Hello !

Navrée, je ne me suis pas présentée dans le premier chapitre ( pas encore habituée a publier sur ce site ! ^^ )

Donc, je suis Zoline, j'écris des fics NCIS, et celle ci a déjà été publiée sur un autre forum.

C'est bien sûr un Slash Tony/Gibbs qui contiendra quelques scènes disons... interdites aux plus jeunes ! XD

Je publierais relativement vite parce que cette fic est terminée.

Voilà, n'hésitez pas a me dire ce que vous en pensez ! ^^

Chapitre 2

Alors que Mc Gee commençait à refermer les yeux, Tony demanda:

« Tu sais parler français, patron?

- Je me débrouille...

- Moi aussi. Et toi Tony? Tu ne sais pas ?, interroga Ziva

- A moitié. J'ai fais un voyage en France il y a quelques années avec des copains de fac...

- Avec des copains de fac? Tu n'as pas du beaucoup apprendre la langue! se moqua la jeune femme.

- Figure toi que si, Ziva! Puisqu'on a visité et qu'il a bien fallut se débrouiller pour bouffer et se loger et que... »

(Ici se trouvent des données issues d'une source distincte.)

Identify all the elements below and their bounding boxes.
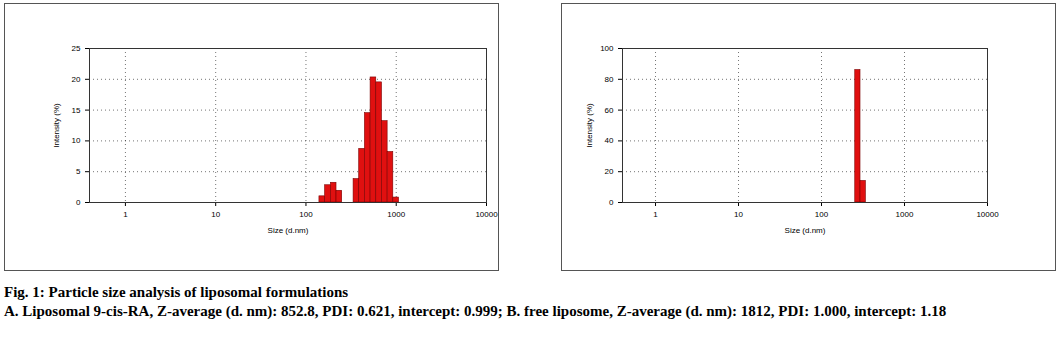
svg-text:10000: 10000 (976, 210, 999, 219)
svg-text:0: 0 (76, 198, 81, 207)
svg-text:Intensity (%): Intensity (%) (52, 103, 61, 148)
svg-text:100: 100 (299, 210, 313, 219)
svg-text:20: 20 (605, 167, 614, 176)
svg-text:25: 25 (72, 44, 81, 53)
svg-text:Intensity (%): Intensity (%) (585, 103, 594, 148)
svg-text:10: 10 (734, 210, 743, 219)
svg-text:80: 80 (605, 75, 614, 84)
svg-text:10: 10 (211, 210, 220, 219)
html-text:A. Liposomal 9-cis-RA, Z-avera: A. Liposomal 9-cis-RA, Z-average (d. nm)… (4, 303, 947, 319)
svg-text:10000: 10000 (475, 210, 498, 219)
svg-text:Size (d.nm): Size (d.nm) (785, 226, 826, 235)
html-text:Fig. 1: Particle size analysis: Fig. 1: Particle size analysis of liposo… (4, 284, 349, 300)
svg-text:0: 0 (609, 198, 614, 207)
svg-text:Size (d.nm): Size (d.nm) (268, 226, 309, 235)
svg-text:1: 1 (123, 210, 128, 219)
svg-text:100: 100 (815, 210, 829, 219)
svg-text:60: 60 (605, 106, 614, 115)
svg-text:20: 20 (72, 75, 81, 84)
svg-text:15: 15 (72, 106, 81, 115)
svg-text:1000: 1000 (387, 210, 405, 219)
svg-text:40: 40 (605, 136, 614, 145)
svg-text:1000: 1000 (896, 210, 914, 219)
svg-text:5: 5 (76, 167, 81, 176)
svg-text:100: 100 (600, 44, 614, 53)
svg-text:1: 1 (653, 210, 658, 219)
svg-text:10: 10 (72, 136, 81, 145)
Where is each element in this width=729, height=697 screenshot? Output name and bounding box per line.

La sonnerie du portable de Gibbs le coupa alors qu'il començait à décrire à l'Israëlienne la jolie parisienne qu'il avait rencontré. Gibbs lui fit signe de se taire et répondit:

« Gibbs!

- Ici le directeur Vance. Le voyage s'est bien passé? Où êtes vous?

- Dans un taxi qui attend de savoir où nous enmener, dit-il en faisant un signe de tête à Tony. En effet, le chauffeur venait de se retourner et les questionnait.

- Parfait. Etant en plein été, il m'a été impossible de vous trouver un Hotel. Heureusement, je vous ai dégotté un « gîte ». Le concept est très connu en France. Vous allez investir une petite maison, située à une dixaine de km de la mer, durant cette semaine. Vous vous débrouillerez comme des grands. Les propriétaires vous attendent. Je vous envoie l'adresse. Je n'ai pas pu trouver mieux.

- C'est bon, Léon. C'est déjà pas si mal », répondit Gibbs, espérant intérieurement que l'un des trois zigotos assis dans ce taxi sache cuisiner.

Dans le même temps, il communiqua l'adresse au chauffeur.

« Bien. Tenez moi au courant. »

Gibbs aquiesca et raccrocha.

« Ou est ce que l'on va, patron?, questionna Mc Gee, que le coup de téléphone avait réveillé.

- Dans un gîte, Mc Gee.

- C'est quoi, un gîte?

- Je croyais que tu avais séjourné en France, Tony!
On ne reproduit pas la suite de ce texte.